2022-07-20 22:07:23 | 人権 児童
(制度廃止を求めるデモ行進に参加する技能実習生や支援者ら=東京都内、6月12日【6月13日HUFFPOST】)

【中国「一帯一路」事業 労働者の人権侵害】
アメリカ国務省は19日、世界各国の人身売買に関する2022年版の報告書を発表しました。
毎年の定期報告ですが、この中で指摘されている東アジア地域の問題をいくつか。

まず中国、。「一帯一路」事業で強制労働などの人権侵害が横行していると指摘されています。

****「農村出身の中国人男性」が辿った壮絶な末路。中国の「一帯一路」で人権侵害を指摘 アメリカ政府****
中国の習近平・国家主席が提唱した国家プロジェクト「一帯一路」で、強制労働などの人権侵害が横行していると、アメリカ国務省の報告書が指摘した。

中国の農村部からインドネシアに出稼ぎをしに行った男性が受けた数々の人権侵害を例に挙げ、「こうした例は一帯一路の対象国では珍しくないことだ」と評価している。

■海に投げ捨てられ、銃撃される
(中略)一帯一路の人権侵害を指摘したのは、アメリカ国務省が7月19日に発表した人身売買に関する報告書の2022年版だ。「強制労働:一帯一路の隠れたリスク」と題した部分で、中国人やインフラ整備の実施国の労働者が人権侵害に遭っているとしている。

具体的には、騙されて借金漬けにされたり、恣意的に賃金を差し押さえられたりするほか、パスポートの没収や身体的な暴力なども起きているという。

報告書は実例として、インドネシアで鉄鋼生産の仕事に就いた中国人男性の例を挙げている。この男性は家族のためにお金を工面しようと、求人広告に応募して出国。しかし現地に到着するや否やパスポートを取り上げられ、当初の条件よりもはるかに低い給料で、長時間働くことを強いられたという。

数ヶ月ののち、この男性は人目につかないようにネットに自身の写真をアップ。家に帰れるよう助けて欲しいと手書きのメモを添えた。しかし救いの手は届かず、男性は4人の仲間とお金を出し合い、中国籍ブローカーに出国の手助けを依頼した。だが連れていかれたのは故郷ではなくインドネシア国内の別の現場で、再び劣悪な環境で働くよう強いられた。

最終的にこの男性は、密輸業者に金を出すことでマレーシアへ抜け出る。しかし沖合で海に投げ出され、泳いで到着した先で現地当局から銃撃を受け、逮捕されることになる。

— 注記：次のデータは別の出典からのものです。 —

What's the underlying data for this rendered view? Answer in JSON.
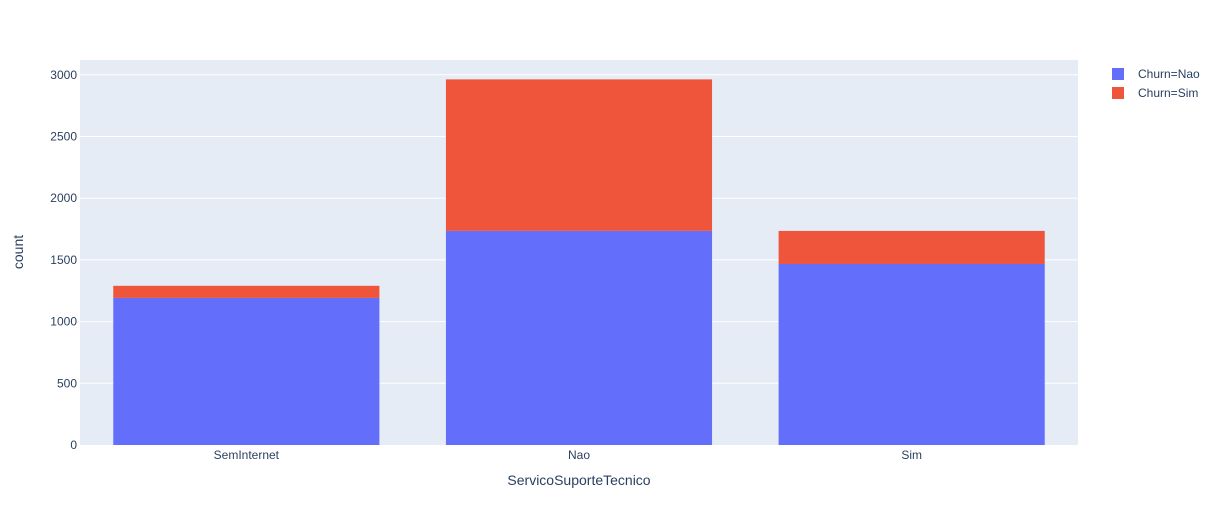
{
  "chart_data": {
    "type": "bar",
    "barmode": "stack",
    "categories": [
      "SemInternet",
      "Nao",
      "Sim"
    ],
    "series": [
      {
        "name": "Churn=Nao",
        "color": "#636efa",
        "values": [
          1192,
          1735,
          1467
        ]
      },
      {
        "name": "Churn=Sim",
        "color": "#ef553b",
        "values": [
          98,
          1228,
          268
        ]
      }
    ],
    "xlabel": "ServicoSuporteTecnico",
    "ylabel": "count",
    "ylim": [
      0,
      3120
    ],
    "yticks": [
      0,
      500,
      1000,
      1500,
      2000,
      2500,
      3000
    ],
    "grid": true,
    "legend_position": "top-right",
    "plot_background": "#e5ecf6"
  }
}
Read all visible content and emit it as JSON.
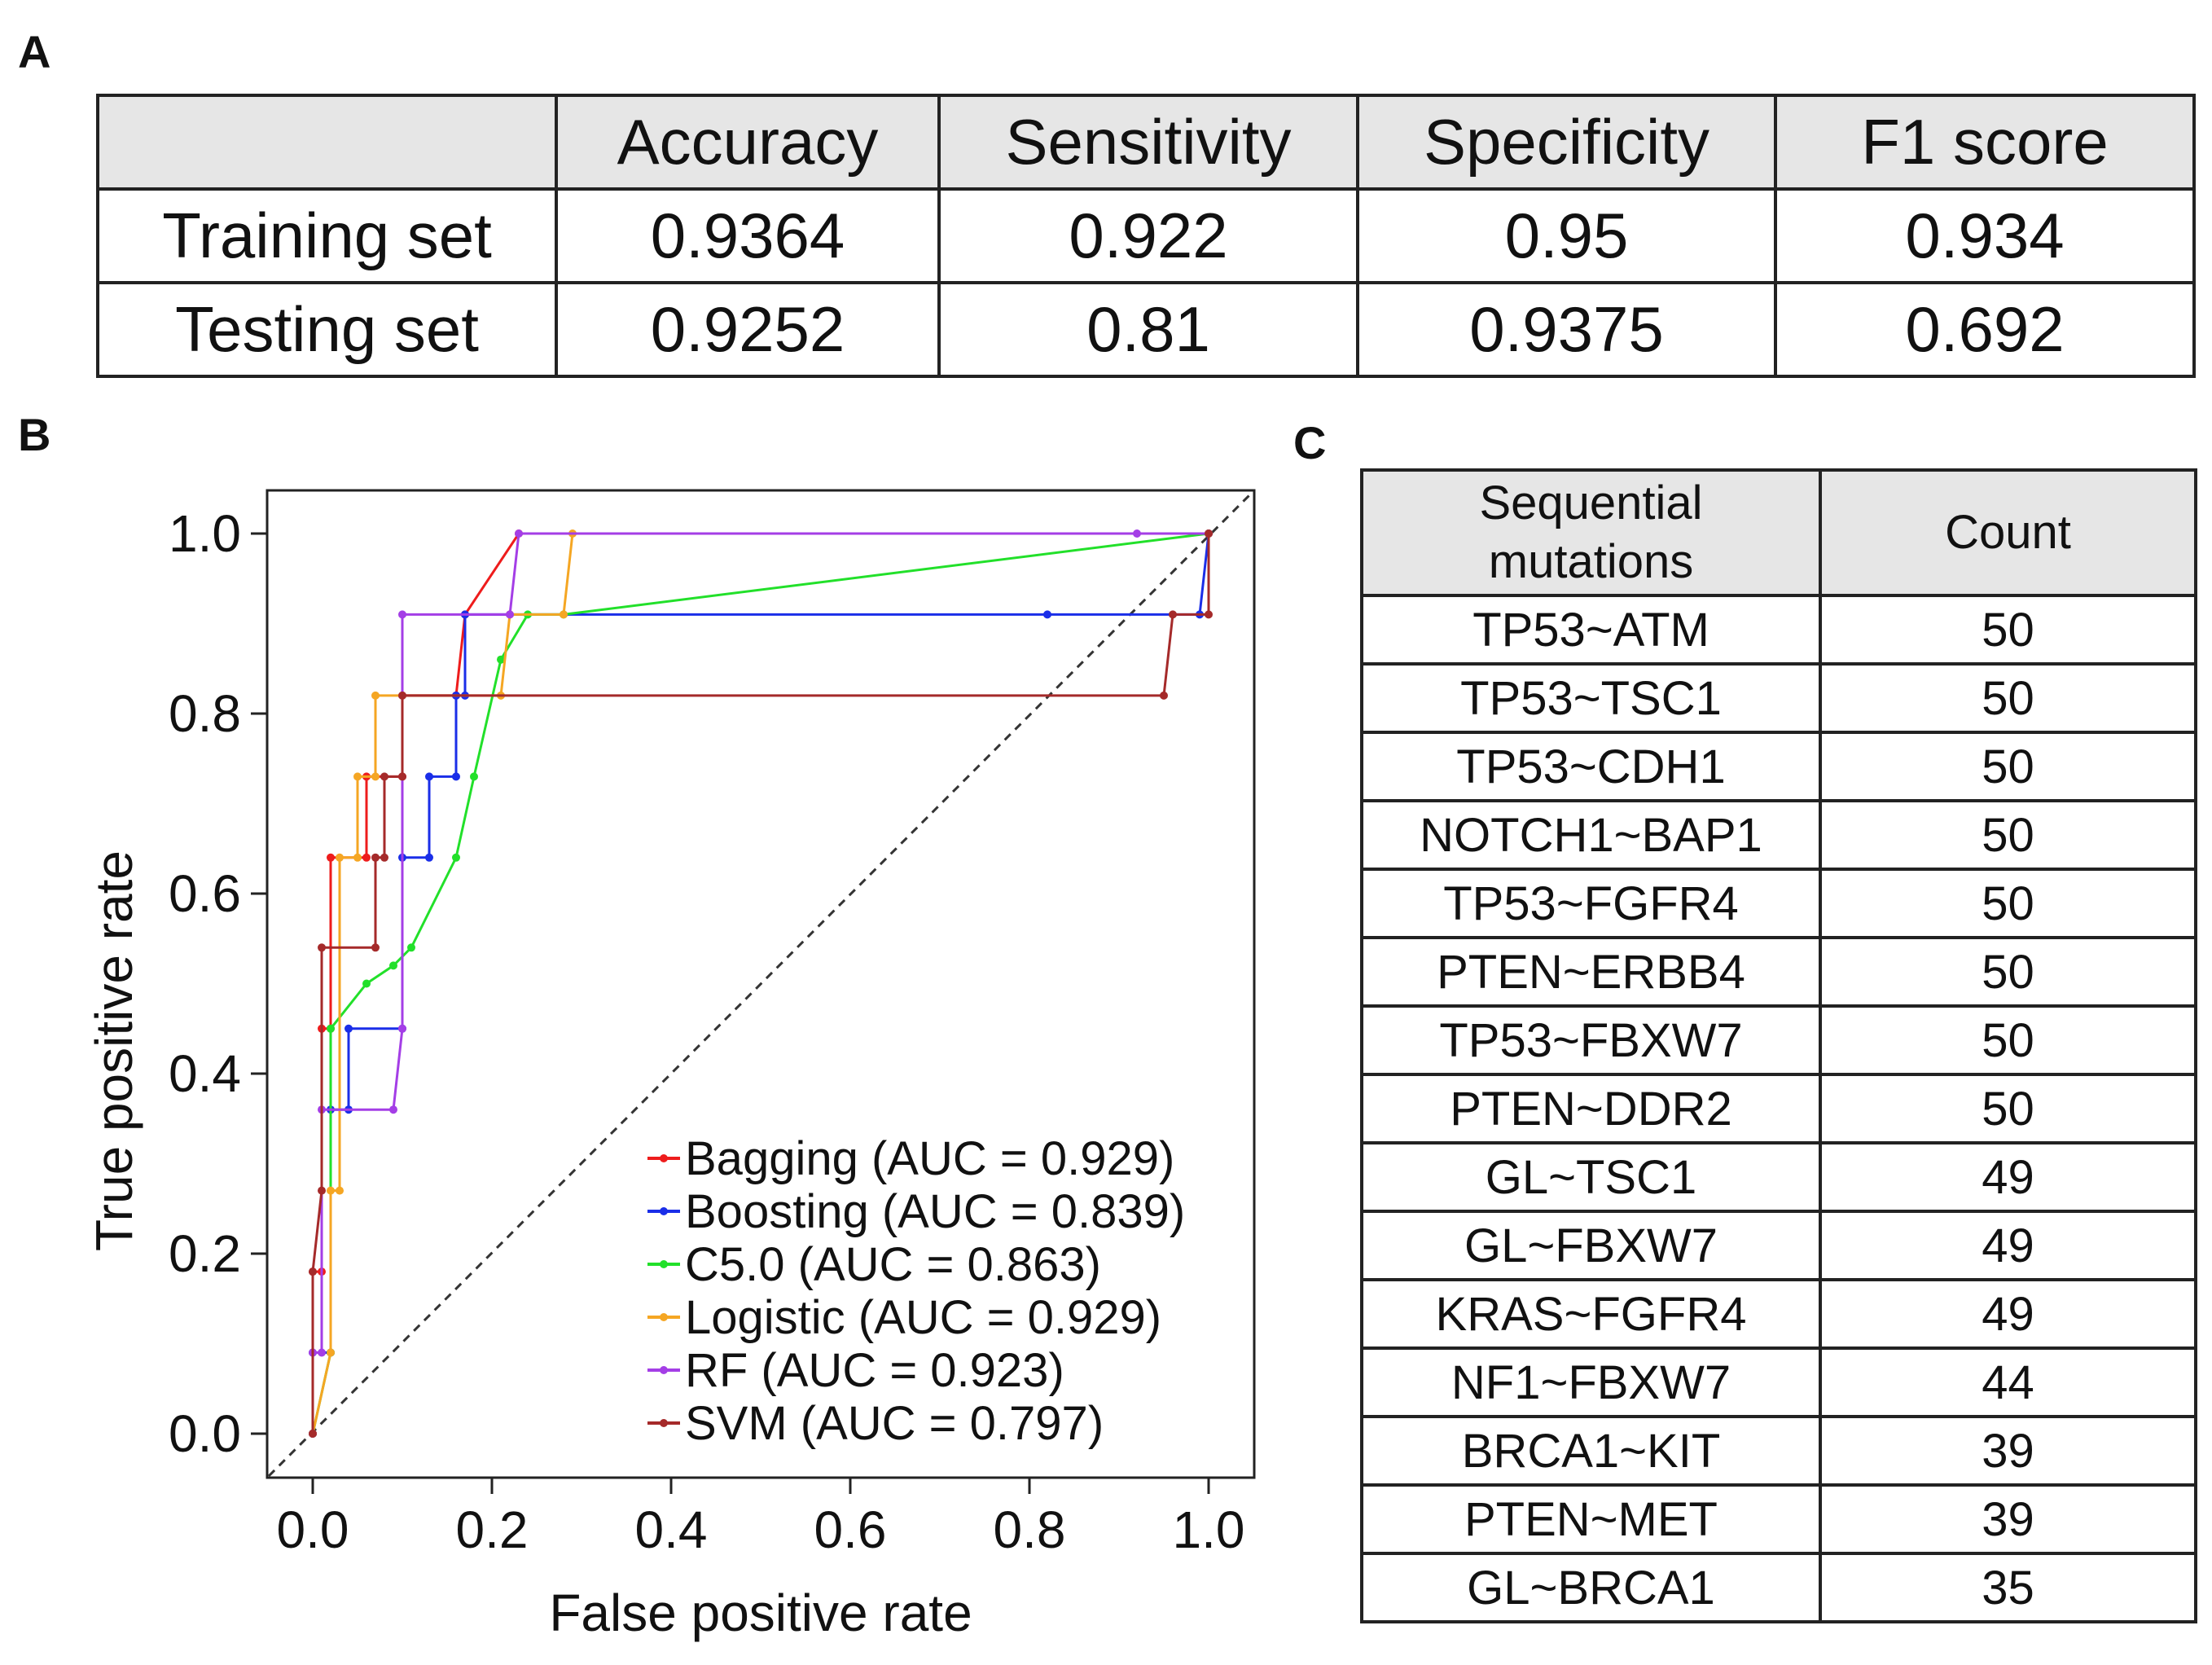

報告書はこの男性の例について「一帯一路に参加する数十の国々では珍しいことではない」と評価する。また、インフラ整備などの工事現場だけでなく、その周辺地域でも売買春や児童を対象にした強制労働、それに搾取的な結婚が増加傾向にあるとも指摘している。

■米主導で「対抗」枠組みも発表
一帯一路をめぐっては、アメリカのバイデン大統領が6月のG7(主要7カ国)首脳会合で、途上国を対象に日本円にして80兆円超の投資を目指す「グローバル・インフラ投資パートナーシップ」を発表した。一帯一路に対抗する経済圏構想とみられている。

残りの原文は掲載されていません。